All that stress appears to have taken a toll on union membership, according to new data out Wednesday from the Bureau of Labor Statistics. In the U.S., union membership was flat in 2025 from the prior year. In Colorado, it was down 22%, the biggest drop nationwide. The state was also in the bottom third for union density, or the percent of workers represented by a union compared to the overall workforce.

BLS economist Reid Kelley didn’t seem too concerned. The data comes from the Current Population Survey, he said, and it’s a small sample. Plus, October data wasn’t collected due to the federal government shutdown. Kelley recommended viewing Colorado data over several years, which showed that after an 18% gain in 2018, union members dropped 15.7% in 2019, then 23.2% in 2020. Between 2022 and 2024, membership increased in the state.

“The net result of this is that we would not make all that much of the Colorado 2024-2025 change,” Kelley said in an email. “You can see how Colorado’s union membership estimates have changed from year to year; the table shows, in percentage terms, how much the estimate of union members has changed year-to-year. Looking at this, the 2024-2025 over-the-year change is on the larger side but not out of the norm of its year-to-year fluctuations.”
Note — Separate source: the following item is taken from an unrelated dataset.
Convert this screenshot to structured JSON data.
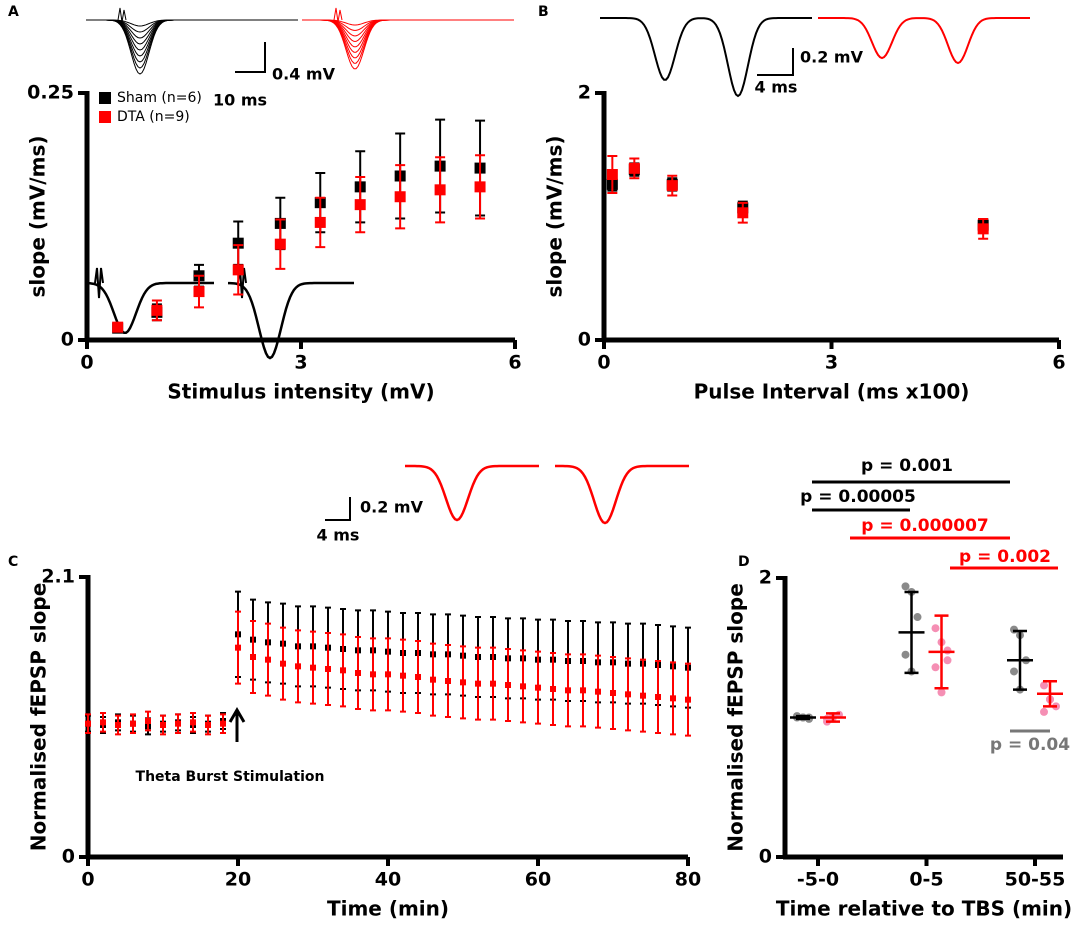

Dennis Dougherty, executive director of the Colorado AFL-CIO, said he, too, tends to be wary of the BLS data, even in years when the state grew. He said he checked with several private sector unions around the state and found no one was reporting a big drop in membership. And to his knowledge, there weren’t any private sector unions shutting down, or decertifying.

“Based on everyone I talked to, there wasn’t a dip in teachers unions. We’ve actually made gains in public sector unions and municipalities and counties. There hasn’t been a dip in firefighters or police,” he said. “The largest dip probably came from the federal workforce.”
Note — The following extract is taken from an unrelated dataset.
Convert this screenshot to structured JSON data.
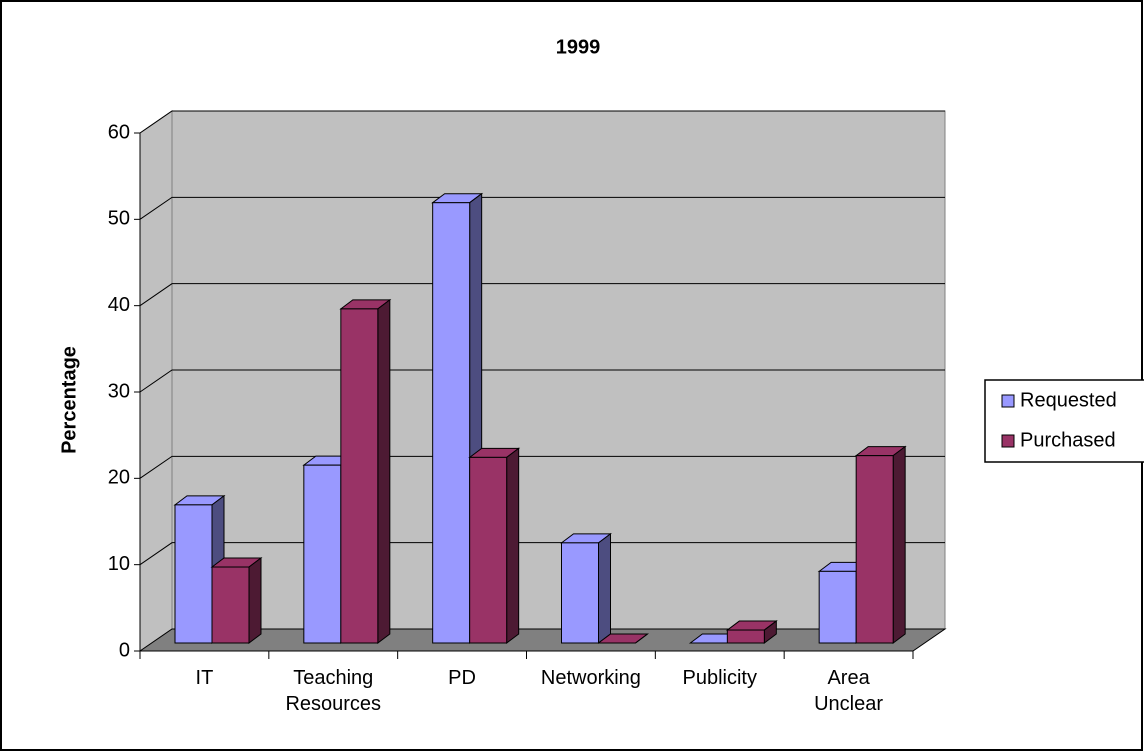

Before the October federal shutdown, Colorado employed about 54,300 federal workers, excluding the military, according to the state labor department. That number had dropped by 2,700 since January 2025, when the Trump administration introduced efforts to cut down on the size and cost of the federal government.

The annual BLS report is still an important data point, Dougherty said. It impacts the state’s “union density” rate, or the number of workers represented by unions compared with the overall workforce. Colorado’s rate dropped to 6.7% in 2025, from 7.7% a year earlier. The rate had peaked in 2018 at 12%. The U.S. rate is currently 11.2%.

“When you have a state with a 6.7% union density and you are wondering why there’s an affordability crisis in the state, this is a very important data point,” Dougherty said.

He pointed to a Colorado Fiscal Institute report that workers covered by a union average 10.2% more in wages. That higher wage also brings up wages for nonunion private-sector workers by $2,300, based on 2023 data.

“This is real money that workers don’t have in the state (compared) to other areas with a higher union density,” he said.

This story previously appeared in the Colorado Sun.